“It is a truly awful incident, heart-wrenching for everybody, particularly the families,” is how PSNI Assistant Chief Constable Mark Hamilton described the tragedy that befell the young of Cookstown on St Patrick's evening as they gathered for a disco at the town's Greenvale Hotel.
It is the dreaded news for any parent. The knock at the door, or the alert from the police to get to a destination quickly to, if they are lucky, pick up their children.
Morgan Barnard and Lauren Bullock, both 17 and 16-year-old Connor Currie all died, crushed to death in what has been described as a stampede. Not even the age to vote or legally consume alcohol, lives snatched from them before they tasted adulthood.I was only ever in Cookstown once in my life. It is inseparable in my mind from an old and close friend whom I spent time with in the H Blocks, although he lives outside the town these days. These situations invariably arrive with the uncomfortable awareness that in seeking pass over for our friends, it is inevitably passed onto others whose loss is no less real.
On Sunday night, my teenage daughter headed off to Dublin for a concert with her boyfriend. She has been in Dublin a lot. I even had her working alongside me for a couple of days last summer so that she could pick up a few quid. She is at that age where the old Abba disco song, Money, Money, Money, is well rehearsed and loudly renditioned. The parents of the dead teens of Cookstown would dearly love to trade the silence of their children for the sound of importuning.
This was her first late night in Dublin on her own steam. Just turned 18 she has come of age and makes her own decisions. The world is for growing up in and the only way to grow up in it is to go out into it. As parents we didn’t expect anything untoward to happen. Still, when we heard the small hours key in the door, sleep came much more easily after that. The nagging thought is always there. Many years ago my mother told me that she never enjoyed her children after the death of my sister. From that point on she just worried too much about their safety.

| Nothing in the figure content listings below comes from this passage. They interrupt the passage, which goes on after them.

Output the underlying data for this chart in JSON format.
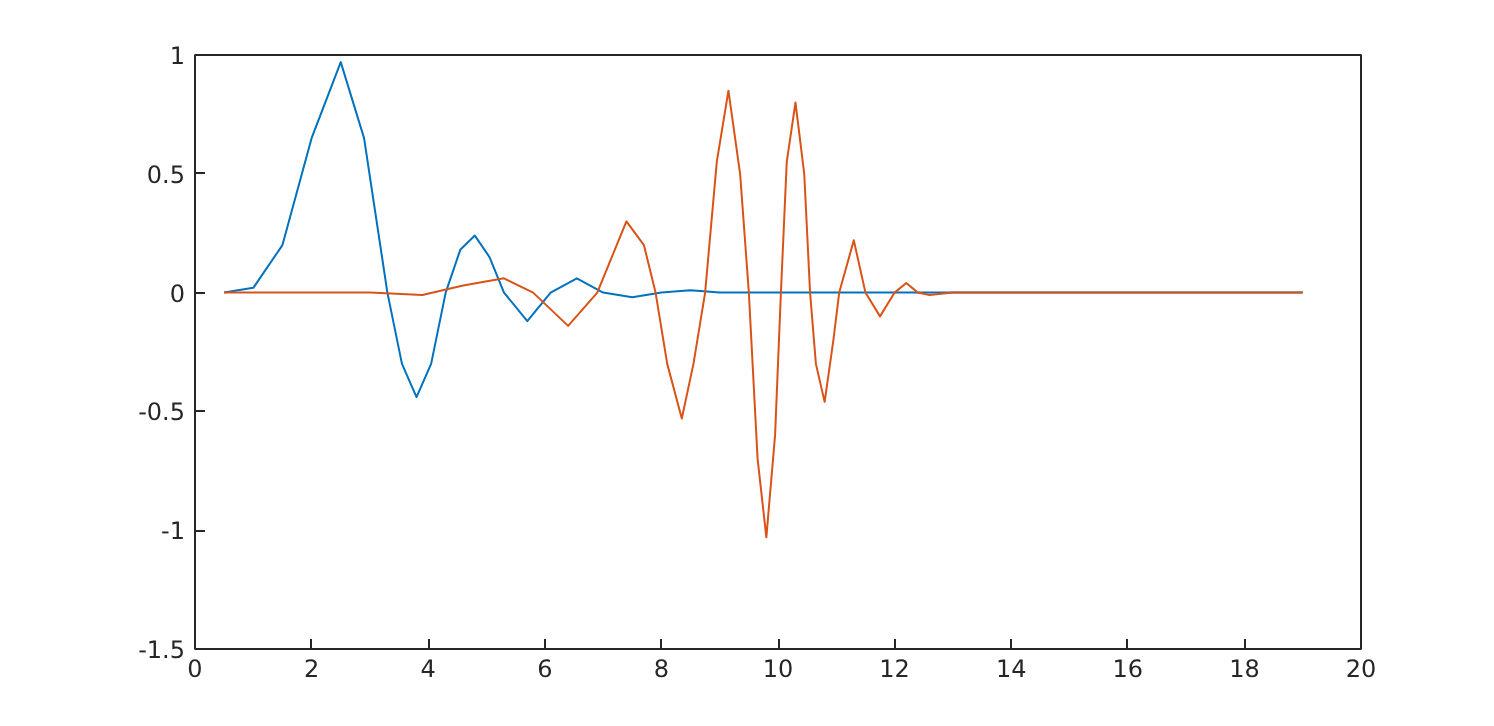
{
  "chart_data": {
    "type": "line",
    "xlim": [
      0,
      20
    ],
    "ylim": [
      -1.5,
      1
    ],
    "xticks": [
      0,
      2,
      4,
      6,
      8,
      10,
      12,
      14,
      16,
      18,
      20
    ],
    "yticks": [
      -1.5,
      -1,
      -0.5,
      0,
      0.5,
      1
    ],
    "grid": false,
    "series": [
      {
        "color": "#0072bd",
        "x": [
          0.5,
          1.0,
          1.5,
          2.0,
          2.5,
          2.9,
          3.3,
          3.55,
          3.8,
          4.05,
          4.3,
          4.55,
          4.8,
          5.05,
          5.3,
          5.7,
          6.1,
          6.55,
          7.0,
          7.5,
          8.0,
          8.5,
          9.0,
          19.0
        ],
        "values": [
          0,
          0.02,
          0.2,
          0.65,
          0.97,
          0.65,
          0,
          -0.3,
          -0.44,
          -0.3,
          0,
          0.18,
          0.24,
          0.15,
          0,
          -0.12,
          0,
          0.06,
          0,
          -0.02,
          0,
          0.01,
          0,
          0
        ]
      },
      {
        "color": "#d95319",
        "x": [
          0.5,
          3.0,
          3.9,
          4.6,
          5.3,
          5.8,
          6.4,
          6.9,
          7.4,
          7.7,
          7.9,
          8.1,
          8.35,
          8.55,
          8.75,
          8.95,
          9.15,
          9.35,
          9.5,
          9.65,
          9.8,
          9.95,
          10.05,
          10.15,
          10.3,
          10.45,
          10.55,
          10.65,
          10.8,
          10.95,
          11.05,
          11.3,
          11.5,
          11.75,
          12.0,
          12.2,
          12.4,
          12.6,
          13.0,
          19.0
        ],
        "values": [
          0,
          0,
          -0.01,
          0.03,
          0.06,
          0,
          -0.14,
          0,
          0.3,
          0.2,
          0,
          -0.3,
          -0.53,
          -0.3,
          0,
          0.55,
          0.85,
          0.5,
          0,
          -0.7,
          -1.03,
          -0.6,
          0,
          0.55,
          0.8,
          0.5,
          0,
          -0.3,
          -0.46,
          -0.2,
          0,
          0.22,
          0,
          -0.1,
          0,
          0.04,
          0,
          -0.01,
          0,
          0
        ]
      }
    ]
  }
}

Eimear Tallon in a harrowing account of events outside the hotel wrote the following on her Facebook page:
Unfortunately, a friend of mine who I had seen in the line and chatted to minutes beforehand has died. Morgan and the two other angels, just like the rest of us, left their families last night for an enjoyable night out but unlike the rest of us, they didn’t make it home. My heart breaks for their poor families.
There is no sugar coating what happened last night. As it got serious, we banged the windows of the hotel and tried to get help. The people inside simply looked away. While this was happening the gates were still locked and the bouncers were no help. If it wasn’t for the young people doing the right thing and ringing the police, the situation could’ve been so much worse.
The truth is, this could’ve been prevented.
Moving from distraught to determined, the presence of mind coupled to the composure required to pull it all together so shortly after an incident in which she could easily have lost her own life, Ms Tallon's description is nothing short of remarkable.
No one set out to cause Sunday evening's terrible event. Nevertheless, Eimear Tallon’s call for no sugar coating and her insistence that this was a preventable tragedy is very telling. If people did what they should not have done, or failed to do what they should have done, if they were of no help when they could have been, or looked away from children they should have been looking out for, the families of the three teenagers deserve to know. They sent their children out to dance not to die.